Session

Seeking New Multilateral Cooperation Governance in the Post-COVID-19 Pandemic Era

The COVID-19 outbreak has significant global implications to a point where it has seemingly transformed the existing international order in stark contrast to any other infectious diseases of the past, such as SARS and MERS. Such a view is owing to distinct features that have come to the surface in response to the coronavirus pandemic as follows: U.S.-China strategic competition deepening, liberal economic order shrinking, globalization regressing, authoritarian states emerging, and human rights and privacy protection norms being threatened.
Although the international community has long held the belief that cooperation between states would be well-coordinated in response to non-traditional security threats, the COVID-19 pandemic has brought about paradoxical development of having reinforced an isolationist-nature ‘Our Country First’ approach such as ‘global social-distancing’ by raising countries’ boundaries.

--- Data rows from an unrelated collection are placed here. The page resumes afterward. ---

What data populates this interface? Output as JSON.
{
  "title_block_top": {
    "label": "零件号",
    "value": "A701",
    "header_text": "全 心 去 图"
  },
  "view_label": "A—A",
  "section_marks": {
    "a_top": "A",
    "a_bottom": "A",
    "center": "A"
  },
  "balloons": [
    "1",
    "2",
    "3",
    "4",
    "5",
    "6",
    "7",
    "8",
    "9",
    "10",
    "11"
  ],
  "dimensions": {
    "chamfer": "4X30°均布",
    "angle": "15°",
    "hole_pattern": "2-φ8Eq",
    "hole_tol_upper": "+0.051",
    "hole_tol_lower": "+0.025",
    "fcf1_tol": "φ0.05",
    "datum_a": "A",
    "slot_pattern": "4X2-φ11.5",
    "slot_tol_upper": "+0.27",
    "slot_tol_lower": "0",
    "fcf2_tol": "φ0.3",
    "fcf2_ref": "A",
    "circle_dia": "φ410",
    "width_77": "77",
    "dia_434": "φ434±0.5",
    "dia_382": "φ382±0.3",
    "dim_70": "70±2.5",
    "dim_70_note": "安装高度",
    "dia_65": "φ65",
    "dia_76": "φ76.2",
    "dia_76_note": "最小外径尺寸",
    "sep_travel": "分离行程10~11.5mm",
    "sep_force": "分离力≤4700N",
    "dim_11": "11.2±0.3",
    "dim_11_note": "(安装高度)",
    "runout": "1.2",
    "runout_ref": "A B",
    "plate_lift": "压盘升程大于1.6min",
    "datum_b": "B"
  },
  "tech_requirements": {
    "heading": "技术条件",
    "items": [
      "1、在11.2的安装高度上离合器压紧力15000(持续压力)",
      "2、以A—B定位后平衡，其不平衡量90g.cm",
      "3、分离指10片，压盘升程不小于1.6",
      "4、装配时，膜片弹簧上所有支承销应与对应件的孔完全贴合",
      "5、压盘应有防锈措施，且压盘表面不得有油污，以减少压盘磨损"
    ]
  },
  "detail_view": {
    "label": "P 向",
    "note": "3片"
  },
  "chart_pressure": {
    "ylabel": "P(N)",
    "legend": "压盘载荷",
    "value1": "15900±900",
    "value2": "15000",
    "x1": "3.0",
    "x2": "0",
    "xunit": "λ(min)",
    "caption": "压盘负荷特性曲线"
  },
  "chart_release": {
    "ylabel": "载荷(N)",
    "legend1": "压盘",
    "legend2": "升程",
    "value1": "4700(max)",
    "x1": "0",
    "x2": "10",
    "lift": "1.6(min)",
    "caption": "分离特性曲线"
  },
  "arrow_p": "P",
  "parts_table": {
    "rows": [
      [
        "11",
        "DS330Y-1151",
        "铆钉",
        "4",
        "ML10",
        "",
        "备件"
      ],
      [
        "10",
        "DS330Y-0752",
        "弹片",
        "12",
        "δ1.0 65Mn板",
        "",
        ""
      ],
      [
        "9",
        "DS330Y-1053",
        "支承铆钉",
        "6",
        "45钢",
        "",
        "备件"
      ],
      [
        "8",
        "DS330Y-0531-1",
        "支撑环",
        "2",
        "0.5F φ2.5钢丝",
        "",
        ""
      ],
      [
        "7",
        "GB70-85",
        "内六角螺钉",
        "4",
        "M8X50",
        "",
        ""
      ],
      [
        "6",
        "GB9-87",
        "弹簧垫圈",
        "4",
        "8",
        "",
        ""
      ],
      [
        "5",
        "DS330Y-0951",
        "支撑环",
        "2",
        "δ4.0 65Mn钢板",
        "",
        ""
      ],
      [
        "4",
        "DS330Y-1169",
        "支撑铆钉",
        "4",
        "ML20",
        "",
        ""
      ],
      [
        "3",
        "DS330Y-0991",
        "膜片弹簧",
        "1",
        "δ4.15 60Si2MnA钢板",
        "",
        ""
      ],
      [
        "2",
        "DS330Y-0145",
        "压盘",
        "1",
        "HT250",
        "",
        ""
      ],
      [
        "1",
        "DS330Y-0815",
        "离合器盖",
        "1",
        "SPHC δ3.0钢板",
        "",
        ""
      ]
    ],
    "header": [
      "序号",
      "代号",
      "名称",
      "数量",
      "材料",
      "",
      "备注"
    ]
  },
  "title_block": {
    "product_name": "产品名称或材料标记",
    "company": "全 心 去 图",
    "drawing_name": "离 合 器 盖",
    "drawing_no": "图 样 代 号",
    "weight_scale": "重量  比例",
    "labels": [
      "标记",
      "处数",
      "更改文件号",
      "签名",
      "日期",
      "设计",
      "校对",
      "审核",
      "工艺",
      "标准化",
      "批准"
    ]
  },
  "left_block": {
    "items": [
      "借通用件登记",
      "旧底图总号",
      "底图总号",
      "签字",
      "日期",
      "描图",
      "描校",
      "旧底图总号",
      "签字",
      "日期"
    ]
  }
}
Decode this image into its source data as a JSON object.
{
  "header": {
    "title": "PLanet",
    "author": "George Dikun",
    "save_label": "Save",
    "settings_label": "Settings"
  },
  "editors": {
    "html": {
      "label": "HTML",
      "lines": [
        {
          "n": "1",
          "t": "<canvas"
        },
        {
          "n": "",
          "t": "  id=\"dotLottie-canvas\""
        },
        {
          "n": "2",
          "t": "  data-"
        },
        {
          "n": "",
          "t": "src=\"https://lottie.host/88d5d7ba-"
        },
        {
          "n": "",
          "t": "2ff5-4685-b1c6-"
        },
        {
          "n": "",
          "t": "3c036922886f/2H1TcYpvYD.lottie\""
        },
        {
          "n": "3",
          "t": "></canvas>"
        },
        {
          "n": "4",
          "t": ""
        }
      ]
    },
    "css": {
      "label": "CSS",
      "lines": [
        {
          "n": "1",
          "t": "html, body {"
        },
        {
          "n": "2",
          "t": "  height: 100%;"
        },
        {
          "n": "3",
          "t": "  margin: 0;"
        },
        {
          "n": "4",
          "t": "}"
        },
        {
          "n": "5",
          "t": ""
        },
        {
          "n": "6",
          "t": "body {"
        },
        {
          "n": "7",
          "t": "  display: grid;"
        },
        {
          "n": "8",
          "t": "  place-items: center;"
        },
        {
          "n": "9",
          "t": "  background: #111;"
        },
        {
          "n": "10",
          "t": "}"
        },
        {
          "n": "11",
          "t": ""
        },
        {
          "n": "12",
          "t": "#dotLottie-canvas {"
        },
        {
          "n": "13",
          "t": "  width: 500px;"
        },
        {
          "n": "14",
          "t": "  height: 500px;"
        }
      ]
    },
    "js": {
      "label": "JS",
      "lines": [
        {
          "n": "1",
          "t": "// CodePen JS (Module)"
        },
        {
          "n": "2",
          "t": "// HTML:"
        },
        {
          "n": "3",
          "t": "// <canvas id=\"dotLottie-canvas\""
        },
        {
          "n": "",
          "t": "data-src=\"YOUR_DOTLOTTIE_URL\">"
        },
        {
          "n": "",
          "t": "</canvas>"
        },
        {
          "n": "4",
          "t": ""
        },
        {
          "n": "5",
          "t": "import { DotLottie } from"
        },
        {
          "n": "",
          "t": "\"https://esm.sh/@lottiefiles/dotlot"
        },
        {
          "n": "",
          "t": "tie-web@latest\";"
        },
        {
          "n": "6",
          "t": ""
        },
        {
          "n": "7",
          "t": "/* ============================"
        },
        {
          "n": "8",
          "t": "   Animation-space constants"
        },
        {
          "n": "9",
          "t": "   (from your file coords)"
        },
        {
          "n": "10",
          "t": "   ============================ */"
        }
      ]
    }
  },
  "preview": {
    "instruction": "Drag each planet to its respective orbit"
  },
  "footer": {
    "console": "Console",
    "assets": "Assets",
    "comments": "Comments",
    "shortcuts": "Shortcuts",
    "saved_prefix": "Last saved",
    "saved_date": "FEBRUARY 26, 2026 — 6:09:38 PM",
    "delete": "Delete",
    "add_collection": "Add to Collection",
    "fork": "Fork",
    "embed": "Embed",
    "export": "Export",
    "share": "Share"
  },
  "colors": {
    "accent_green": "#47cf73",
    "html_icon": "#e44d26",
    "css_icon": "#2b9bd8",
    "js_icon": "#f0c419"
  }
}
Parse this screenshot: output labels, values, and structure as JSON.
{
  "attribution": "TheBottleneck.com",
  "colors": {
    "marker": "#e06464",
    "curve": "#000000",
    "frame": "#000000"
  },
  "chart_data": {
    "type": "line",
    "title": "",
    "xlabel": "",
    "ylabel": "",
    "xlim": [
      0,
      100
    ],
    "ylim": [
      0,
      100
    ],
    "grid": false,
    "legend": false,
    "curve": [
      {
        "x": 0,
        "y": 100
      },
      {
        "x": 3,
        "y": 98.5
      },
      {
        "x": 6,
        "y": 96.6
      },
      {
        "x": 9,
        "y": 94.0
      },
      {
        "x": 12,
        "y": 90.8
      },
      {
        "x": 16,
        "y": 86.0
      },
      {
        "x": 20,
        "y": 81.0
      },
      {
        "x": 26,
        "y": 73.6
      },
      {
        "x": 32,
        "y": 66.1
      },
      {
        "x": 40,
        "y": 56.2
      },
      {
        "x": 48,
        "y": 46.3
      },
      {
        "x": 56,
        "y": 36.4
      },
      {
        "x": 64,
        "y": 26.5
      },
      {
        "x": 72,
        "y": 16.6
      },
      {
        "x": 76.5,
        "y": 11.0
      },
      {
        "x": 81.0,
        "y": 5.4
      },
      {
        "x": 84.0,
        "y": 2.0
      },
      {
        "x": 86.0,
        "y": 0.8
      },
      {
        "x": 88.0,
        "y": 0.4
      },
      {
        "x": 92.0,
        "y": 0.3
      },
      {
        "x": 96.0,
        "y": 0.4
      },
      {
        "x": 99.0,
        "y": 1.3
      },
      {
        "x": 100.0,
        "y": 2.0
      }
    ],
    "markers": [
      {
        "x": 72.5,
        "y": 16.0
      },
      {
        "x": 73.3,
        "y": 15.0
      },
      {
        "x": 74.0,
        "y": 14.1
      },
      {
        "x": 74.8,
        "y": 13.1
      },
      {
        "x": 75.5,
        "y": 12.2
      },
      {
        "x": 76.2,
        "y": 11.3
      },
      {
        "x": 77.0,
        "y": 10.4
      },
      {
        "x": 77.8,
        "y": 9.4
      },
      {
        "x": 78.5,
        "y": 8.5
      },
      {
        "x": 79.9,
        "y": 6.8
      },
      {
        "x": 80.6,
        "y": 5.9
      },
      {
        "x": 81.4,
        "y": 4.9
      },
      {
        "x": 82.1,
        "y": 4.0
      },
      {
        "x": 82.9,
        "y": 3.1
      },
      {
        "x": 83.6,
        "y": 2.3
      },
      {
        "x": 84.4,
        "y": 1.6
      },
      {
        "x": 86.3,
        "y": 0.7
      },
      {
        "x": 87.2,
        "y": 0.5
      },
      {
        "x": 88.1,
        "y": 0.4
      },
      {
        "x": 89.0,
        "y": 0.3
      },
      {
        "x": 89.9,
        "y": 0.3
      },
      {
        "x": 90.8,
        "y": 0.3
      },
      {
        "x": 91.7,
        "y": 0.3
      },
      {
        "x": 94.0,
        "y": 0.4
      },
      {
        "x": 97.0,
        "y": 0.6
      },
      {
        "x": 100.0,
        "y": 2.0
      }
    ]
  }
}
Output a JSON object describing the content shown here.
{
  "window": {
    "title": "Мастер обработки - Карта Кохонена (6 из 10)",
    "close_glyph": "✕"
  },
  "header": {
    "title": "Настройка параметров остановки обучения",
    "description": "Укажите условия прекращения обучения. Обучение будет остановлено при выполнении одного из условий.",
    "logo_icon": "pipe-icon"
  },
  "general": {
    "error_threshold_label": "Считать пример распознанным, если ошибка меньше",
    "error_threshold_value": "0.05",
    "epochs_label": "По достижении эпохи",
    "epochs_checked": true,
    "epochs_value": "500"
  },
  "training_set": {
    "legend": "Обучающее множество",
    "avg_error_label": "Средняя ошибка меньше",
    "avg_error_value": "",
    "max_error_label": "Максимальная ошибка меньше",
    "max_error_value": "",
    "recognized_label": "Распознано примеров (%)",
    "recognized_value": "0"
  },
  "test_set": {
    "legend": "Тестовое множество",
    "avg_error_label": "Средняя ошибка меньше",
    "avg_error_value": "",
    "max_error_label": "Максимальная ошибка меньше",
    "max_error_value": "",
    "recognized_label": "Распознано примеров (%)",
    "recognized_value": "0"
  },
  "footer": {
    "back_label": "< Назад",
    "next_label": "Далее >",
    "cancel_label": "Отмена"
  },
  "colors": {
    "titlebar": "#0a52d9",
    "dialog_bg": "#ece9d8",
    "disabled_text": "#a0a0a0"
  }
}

Moreover, the traditional leaders of the international order, the U.S., China, and even WHO, all have failed to exercise the leadership entrusted to them in the face of the coronavirus pandemic. Meanwhile, a ‘K-prevention model’ has been under the global spotlight as it is evaluated as having been effective in response to the global pandemic outbreak.
To that end, this session aims to explore the possibility of universally proliferating a ‘K-prevention model’ as well as establishing a multilateral cooperation governance amidst new threats in the post-COVID-19 era, including health security (human security).